The industrial production of hydrogen peroxide began in the town of Weißenstein in the Austrian state of Carinthia. This is where the Österreichische Chemische Werke company operated the world’s first hydrogen peroxide factory using electrolysis. Today this production plant is part of Evonik. The Weißenstein process made it possible to produce hydrogen peroxide on an industrial scale for the first time. Today this plant uses the autoxidation process, as do almost all the other hydrogen peroxide factories in the world. This process was developed by Georg Pfleiderer and Hans-Joachim Riedl at IG Farben in Ludwigshafen between 1935 and 1945, and since then it has been continuously refined. The process is based on the cyclical reduction and oxidation of an alkylated anthraquinone.

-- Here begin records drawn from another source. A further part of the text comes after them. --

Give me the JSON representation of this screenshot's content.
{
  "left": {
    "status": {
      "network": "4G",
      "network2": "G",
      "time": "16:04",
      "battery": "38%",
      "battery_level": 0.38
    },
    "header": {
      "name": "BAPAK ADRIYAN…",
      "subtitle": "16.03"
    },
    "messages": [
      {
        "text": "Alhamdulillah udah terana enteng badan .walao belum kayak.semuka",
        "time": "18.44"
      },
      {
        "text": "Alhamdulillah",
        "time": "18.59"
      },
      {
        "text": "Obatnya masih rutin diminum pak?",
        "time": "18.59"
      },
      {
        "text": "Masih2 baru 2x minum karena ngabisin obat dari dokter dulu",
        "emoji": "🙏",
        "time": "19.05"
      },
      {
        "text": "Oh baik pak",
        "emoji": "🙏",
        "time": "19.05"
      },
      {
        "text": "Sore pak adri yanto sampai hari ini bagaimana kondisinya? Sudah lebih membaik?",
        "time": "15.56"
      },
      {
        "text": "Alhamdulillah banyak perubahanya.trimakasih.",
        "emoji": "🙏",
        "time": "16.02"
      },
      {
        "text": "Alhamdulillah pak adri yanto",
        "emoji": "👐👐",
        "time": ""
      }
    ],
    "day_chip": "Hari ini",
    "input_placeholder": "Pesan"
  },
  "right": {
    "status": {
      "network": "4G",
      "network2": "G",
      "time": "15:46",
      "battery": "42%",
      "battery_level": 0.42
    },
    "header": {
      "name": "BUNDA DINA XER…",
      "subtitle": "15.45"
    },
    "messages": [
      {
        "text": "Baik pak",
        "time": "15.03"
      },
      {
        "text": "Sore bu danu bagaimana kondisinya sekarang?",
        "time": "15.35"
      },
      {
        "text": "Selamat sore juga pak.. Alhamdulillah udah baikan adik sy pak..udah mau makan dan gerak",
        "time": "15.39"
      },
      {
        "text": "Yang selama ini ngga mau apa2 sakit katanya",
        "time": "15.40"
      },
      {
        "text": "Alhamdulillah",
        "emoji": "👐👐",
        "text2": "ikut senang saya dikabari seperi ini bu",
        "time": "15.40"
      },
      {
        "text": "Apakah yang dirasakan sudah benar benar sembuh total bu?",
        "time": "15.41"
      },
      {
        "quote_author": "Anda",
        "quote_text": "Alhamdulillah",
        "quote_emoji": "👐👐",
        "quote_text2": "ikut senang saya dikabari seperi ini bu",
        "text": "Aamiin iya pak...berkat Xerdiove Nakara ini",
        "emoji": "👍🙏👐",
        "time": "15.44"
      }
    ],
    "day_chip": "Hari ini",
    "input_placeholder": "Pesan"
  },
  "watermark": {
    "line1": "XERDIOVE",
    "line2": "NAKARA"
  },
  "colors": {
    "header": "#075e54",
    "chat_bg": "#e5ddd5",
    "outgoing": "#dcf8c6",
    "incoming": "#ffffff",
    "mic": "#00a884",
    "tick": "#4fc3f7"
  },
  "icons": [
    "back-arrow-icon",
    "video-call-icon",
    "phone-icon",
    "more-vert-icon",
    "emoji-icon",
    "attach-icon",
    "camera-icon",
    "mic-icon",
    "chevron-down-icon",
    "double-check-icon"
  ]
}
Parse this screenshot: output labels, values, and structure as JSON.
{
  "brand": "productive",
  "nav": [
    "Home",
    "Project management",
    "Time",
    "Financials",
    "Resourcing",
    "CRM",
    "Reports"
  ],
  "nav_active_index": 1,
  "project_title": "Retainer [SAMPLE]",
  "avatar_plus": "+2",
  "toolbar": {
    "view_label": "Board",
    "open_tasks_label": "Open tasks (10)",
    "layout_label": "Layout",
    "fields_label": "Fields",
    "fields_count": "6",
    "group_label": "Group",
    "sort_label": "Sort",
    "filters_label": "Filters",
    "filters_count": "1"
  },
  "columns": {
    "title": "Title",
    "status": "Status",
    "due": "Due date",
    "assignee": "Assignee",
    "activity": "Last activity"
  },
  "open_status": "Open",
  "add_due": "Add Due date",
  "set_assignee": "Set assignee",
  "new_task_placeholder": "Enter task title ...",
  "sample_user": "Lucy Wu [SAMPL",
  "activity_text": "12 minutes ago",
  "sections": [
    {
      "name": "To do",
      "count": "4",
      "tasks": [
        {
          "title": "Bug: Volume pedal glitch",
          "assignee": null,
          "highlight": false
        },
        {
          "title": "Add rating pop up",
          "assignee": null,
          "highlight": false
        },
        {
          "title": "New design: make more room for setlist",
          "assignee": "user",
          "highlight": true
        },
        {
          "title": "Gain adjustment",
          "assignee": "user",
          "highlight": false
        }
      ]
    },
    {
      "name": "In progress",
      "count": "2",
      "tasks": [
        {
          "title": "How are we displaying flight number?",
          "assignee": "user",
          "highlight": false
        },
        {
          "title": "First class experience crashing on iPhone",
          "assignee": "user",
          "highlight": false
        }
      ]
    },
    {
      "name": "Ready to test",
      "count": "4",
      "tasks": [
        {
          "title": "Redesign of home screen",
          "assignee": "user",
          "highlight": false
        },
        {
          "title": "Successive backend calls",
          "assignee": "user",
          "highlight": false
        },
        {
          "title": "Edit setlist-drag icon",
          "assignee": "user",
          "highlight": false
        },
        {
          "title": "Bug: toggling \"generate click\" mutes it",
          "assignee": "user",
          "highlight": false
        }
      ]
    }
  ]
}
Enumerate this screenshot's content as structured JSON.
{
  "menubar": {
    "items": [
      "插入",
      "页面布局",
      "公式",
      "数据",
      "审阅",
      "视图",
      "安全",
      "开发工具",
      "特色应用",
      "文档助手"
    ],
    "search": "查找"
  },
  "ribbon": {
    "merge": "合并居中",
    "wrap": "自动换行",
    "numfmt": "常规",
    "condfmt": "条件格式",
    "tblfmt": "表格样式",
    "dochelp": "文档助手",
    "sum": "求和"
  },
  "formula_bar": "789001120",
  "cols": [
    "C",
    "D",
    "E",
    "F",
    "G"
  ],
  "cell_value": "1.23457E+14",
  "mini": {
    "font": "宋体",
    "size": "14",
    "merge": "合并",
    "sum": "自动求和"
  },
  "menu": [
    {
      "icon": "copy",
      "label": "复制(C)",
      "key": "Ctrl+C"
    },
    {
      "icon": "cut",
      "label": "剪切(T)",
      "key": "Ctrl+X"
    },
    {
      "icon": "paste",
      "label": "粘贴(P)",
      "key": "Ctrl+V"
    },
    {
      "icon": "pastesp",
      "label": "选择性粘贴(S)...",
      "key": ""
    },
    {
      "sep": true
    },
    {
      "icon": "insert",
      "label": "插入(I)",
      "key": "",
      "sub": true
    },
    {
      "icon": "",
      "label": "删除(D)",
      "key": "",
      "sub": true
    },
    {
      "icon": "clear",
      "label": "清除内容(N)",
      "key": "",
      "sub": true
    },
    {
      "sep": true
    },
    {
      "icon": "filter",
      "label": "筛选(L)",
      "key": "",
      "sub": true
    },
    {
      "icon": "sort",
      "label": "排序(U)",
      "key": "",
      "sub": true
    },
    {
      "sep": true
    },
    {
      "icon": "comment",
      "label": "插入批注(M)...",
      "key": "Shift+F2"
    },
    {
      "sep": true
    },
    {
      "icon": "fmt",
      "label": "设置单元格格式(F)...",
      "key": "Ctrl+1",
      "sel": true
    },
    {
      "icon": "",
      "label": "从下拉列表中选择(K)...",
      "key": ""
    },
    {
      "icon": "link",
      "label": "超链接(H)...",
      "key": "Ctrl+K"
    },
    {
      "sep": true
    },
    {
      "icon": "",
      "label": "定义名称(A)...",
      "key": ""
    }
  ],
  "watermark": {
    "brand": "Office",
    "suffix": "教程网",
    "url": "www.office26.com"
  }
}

The first step, hydrogenation, takes place in a reactor full of a solution of the anthraquinone (the “working solution”). “In the reactor, in the presence of a palladium catalyst hydrogen combines with the reaction carrier, a quinone derivative, to form a hydroquinone,” explains Dr. Jürgen Glenneberg, Head of Process Engineering at the Active Oxygens Business Line. The catalyst is then completely filtered out of the working solution. In the second step, the oxidation stage, huge compressors pump air into a bubble reactor that is full of the working solution. When the hydroquinone in the organic phase comes into contact with the oxygen in the air, it oxidizes spontaneously back into quinone, forming hydrogen peroxide in the process. Because this reaction takes place without the presence of a catalyst, it is called an autoxidation process.
In the third step, extraction, the working solution is poured into a separation column. The H₂O₂ in the working solution is extracted by adding water to the solution in a countercurrent process. The result is a 35 to 50 percent aqueous solution that can be processed further by means of vacuum distillation or additional purification steps, for example.